Most economists had expected the central bank to stand pat on its trend-setting rate.
In a statement, the Bank of Canada said exports in non-resource areas were being helped by the ongoing U.S. recovery, a lower Canadian dollar, and the central bank's two interest rate cuts earlier this year.
- Economy returns to growth amid signs of weakness
- Canadians in oil-producing provinces having more trouble paying debts
But it noted that the resource sector was still struggling with low prices and major job losses.
Total inflation as measured by the consumer price index remains near the bottom of its one- to three-per-cent target range, thanks to low energy prices, the bank said.
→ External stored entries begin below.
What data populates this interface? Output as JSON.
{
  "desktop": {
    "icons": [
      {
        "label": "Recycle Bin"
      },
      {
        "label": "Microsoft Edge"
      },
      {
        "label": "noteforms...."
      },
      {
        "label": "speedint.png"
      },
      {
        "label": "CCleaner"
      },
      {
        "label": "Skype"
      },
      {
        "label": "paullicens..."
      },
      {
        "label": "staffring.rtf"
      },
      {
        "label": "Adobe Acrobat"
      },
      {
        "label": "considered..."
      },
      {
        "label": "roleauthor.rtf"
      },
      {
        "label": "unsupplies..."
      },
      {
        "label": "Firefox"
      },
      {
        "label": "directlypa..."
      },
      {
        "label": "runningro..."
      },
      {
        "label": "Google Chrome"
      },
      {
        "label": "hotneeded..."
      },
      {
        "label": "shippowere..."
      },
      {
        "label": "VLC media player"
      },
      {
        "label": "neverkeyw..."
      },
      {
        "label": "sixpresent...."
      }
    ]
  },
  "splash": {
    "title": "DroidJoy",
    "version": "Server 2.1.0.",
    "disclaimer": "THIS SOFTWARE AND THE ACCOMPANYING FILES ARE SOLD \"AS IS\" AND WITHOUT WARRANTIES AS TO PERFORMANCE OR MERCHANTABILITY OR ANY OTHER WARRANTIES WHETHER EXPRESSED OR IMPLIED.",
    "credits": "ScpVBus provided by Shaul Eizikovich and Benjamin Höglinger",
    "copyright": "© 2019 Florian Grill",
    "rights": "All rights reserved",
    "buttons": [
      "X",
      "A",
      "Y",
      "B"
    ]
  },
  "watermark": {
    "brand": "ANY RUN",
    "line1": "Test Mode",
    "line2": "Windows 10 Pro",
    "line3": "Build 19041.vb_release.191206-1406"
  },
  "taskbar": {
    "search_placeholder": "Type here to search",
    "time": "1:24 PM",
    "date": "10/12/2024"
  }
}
But it noted that business investment continues to be weighed down by spending cuts at resource companies. The bank also said U.S. consumer spending "has proven slightly less robust" than it expected.
In this country, the bank remains concerned about consumer debt levels. "Vulnerabilities in the household sector continue to edge higher," the bank said.
The interest rate announcement came one day after news that Canada's real gross domestic product grew at an annualized rate of 2.3 per cent in the three-month period ended in September, following two quarters of contraction.
But that turnaround may be short-lived. The data also showed that the economy shrank in September by 0.5 per cent from the previous month, providing a weak hand-off to the fourth quarter.
Unlikely to follow U.S.
Later this month, the U.S. Federal Reserve could begin raising its key overnight lending rate for the first time in almost a decade.
But economists said a line in the Bank of Canada statement that "policy divergence [between the U.S. and Canada] is expected to remain a prominent theme" is a clear signal that the bank would not be following suit soon.
"This is likely a message to those who think that the Bank [of Canada] could be pressured to tighten as the Fed pushes rate higher," said BMO Capital Markets economist Benjamin Reitzes in a commentary.
"Governor [Stephen] Poloz is making it clear that even as the Fed hikes, Canadian rates will stay steady."
TD economist Leslie Preston said she expects the Bank of Canada "to keep rates at their current low level until the middle of 2017."
The Bank of Canada's next pronouncement on interest rates comes on Jan. 20.